Hablando de las minas de
plata, cuenta el mismo autor anónimo que un minero de San Antonio de
Esquilache, asiento de Chucuito, al retirarse del trabajo arrendó su mina por
mil cuarenta pesos diarios; que en la mina de Huacullani la libra de metal sólo
tenía cuatro onzas de tierra, siendo plata lo restante, y que allí se encontró
la célebre mesa de plata maciza al cuyo alrededor podían comer cien hombres
holgadamente.
Leemos en ese libro que
un soldado, no creyendo bien premiados sus servicios por el presidente La
Gasca, se dirigió a Carangas, donde, en un —69→ arranque de
cólera, dio un puntapié sobre un crestoncillo, descubriendo una veta tan rica
que hizo en breve poderosos a cuantos la trabajaron. Esa fue la conocida con el
nombre de Mina de los Pobres.
Refiere el autor que una
mina, llamada la Hedionda, producía cerca de dos mil marcos por
cajón; pero que no puede explotarse por ser mortíferas sus emanaciones.
Larguísimo extracto
podríamos hacer de las curiosas noticias que contiene este interesante manuscrito.
Para satisfacer al lector bastará que hagamos un sumario de las materias de que
trata cada capítulo de la obra.
En el capítulo I se
ocupa el autor de discutir sobre la posibilidad de la navegación aérea, y por
incidencia consagra tres páginas a Santiago de Cárdenas el Volador, limeño que
en la época del virrey Amat escribió un libro describiendo un aparato para
viajar por los aires.
El capítulo II contiene
una importantísima disertación sobre la coca, su cultivo y propiedades, y un
estudio, también muy notable, sobre la despoblación de España y población de
las Indias.
Los capítulos III y IV
están consagrados a noticias sobre los sistemas para beneficiar metales, datos
sobre las minas de azogue de Huancavelica, descripción del lago Titicaca, opinión
sobre su desagüe, posibilidad de una inundación espantosa y pormenores sobre
las minas de Puno y Potosí.
Los dos últimos
capítulos son de importancia puramente científica o literaria.
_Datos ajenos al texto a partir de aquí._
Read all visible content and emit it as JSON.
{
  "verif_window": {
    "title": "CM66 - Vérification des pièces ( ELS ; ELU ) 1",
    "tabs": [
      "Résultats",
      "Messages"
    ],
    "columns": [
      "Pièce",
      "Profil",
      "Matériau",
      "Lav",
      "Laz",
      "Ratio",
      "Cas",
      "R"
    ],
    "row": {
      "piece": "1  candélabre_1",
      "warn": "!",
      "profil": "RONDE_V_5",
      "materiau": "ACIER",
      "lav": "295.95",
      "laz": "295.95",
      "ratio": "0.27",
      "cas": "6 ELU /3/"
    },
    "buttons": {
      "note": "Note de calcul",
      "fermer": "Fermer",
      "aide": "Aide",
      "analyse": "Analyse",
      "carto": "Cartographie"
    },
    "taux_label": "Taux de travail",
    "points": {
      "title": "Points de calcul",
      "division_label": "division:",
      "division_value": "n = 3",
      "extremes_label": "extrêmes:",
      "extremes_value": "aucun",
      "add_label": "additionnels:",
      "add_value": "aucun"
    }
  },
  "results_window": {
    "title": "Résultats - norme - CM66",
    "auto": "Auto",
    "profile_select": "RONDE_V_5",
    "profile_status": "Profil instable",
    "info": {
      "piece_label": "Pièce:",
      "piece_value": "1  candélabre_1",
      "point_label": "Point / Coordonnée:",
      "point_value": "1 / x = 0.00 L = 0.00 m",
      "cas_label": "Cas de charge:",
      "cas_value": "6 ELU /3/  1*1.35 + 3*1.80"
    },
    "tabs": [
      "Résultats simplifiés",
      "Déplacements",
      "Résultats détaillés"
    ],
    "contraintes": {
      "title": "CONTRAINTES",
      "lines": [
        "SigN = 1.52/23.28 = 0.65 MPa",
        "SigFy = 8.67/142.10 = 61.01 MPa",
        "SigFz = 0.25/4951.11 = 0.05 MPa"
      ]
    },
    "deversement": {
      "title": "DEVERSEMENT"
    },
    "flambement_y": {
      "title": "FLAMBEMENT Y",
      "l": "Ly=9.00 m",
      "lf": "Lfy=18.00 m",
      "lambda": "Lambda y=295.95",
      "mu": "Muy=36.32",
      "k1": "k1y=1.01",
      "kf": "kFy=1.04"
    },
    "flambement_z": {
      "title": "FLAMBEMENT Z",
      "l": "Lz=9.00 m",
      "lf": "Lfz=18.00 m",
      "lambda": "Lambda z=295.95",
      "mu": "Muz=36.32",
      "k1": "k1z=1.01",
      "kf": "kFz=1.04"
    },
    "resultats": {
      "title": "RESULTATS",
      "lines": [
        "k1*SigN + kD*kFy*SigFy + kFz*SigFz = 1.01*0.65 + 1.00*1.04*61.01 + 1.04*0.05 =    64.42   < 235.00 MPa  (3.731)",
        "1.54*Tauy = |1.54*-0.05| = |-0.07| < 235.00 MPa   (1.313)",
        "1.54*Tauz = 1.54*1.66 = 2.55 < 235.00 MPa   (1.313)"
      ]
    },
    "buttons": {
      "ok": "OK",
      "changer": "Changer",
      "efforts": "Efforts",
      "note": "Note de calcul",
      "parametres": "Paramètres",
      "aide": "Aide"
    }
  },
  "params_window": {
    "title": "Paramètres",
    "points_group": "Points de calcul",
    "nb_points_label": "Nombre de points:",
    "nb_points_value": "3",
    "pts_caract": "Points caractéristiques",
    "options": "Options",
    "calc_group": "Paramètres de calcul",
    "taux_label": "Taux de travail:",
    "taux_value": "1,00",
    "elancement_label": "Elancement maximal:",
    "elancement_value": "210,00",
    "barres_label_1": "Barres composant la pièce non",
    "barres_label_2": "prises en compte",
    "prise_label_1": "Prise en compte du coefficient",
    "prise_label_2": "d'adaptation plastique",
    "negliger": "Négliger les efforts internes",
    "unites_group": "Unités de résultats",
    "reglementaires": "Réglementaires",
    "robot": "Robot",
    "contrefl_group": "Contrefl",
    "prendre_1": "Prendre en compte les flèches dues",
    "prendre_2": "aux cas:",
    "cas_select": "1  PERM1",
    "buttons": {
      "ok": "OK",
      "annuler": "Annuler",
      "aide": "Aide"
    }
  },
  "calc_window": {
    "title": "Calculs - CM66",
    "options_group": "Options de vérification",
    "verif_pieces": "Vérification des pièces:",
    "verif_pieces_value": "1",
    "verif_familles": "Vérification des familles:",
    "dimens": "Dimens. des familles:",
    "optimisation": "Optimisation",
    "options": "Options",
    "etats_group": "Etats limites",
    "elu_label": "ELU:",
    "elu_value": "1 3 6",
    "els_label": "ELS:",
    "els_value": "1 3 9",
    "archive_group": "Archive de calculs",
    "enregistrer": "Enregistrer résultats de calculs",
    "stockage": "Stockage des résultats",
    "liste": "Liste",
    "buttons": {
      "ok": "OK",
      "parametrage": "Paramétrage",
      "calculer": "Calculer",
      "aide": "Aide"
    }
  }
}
Expone el autor
sus teorías sobre las mareas, desviaciones de la aguja, vientos, etc., y
diserta largamente sobre el teatro y la poesía dramática.
Como se ve por este
sumario, el manuscrito del autor anónimo, que fue un español que residió muchos
años en el Perú, merece ser leído y consultado.
Discúlpesenos estos
párrafos que poca concomitancia tienen con la tradición, y concluyamos con
López Quirós.
Donde concluimos copiando un párrafo de un historiador
«Fue este caballero muy
humilde, su conversación muy decente, extrema su religiosidad y devoción, su
conciencia muy ajustada. Lo que encargaba más a sus administradores era que a
los indios les satisficiesen con puntualidad su trabajo, y que en ninguna forma
especulasen con ellos; porque de no tratarlos bien y medrar avariciosamente con
su sudor, —70→ podría Dios
castigarle quitándole lo que en tanta profusión le había dado. Finalmente,
llegó a tener tanta edad (ciento nueve años) que era necesario sustentarlo con
leche de los pechos de las mujeres, dándole de mamar. Pasó de esta vida al
descanso de la eterna por el mes de abril del año 1699. Fue muy llorado de los
pobres que, atentos a su ejemplar caridad y virtudes, decían: Después
de Dios, Quirós, estribillo que nunca morirá en Potosí, porque mejor que en
láminas y bronces está grabado en los corazones».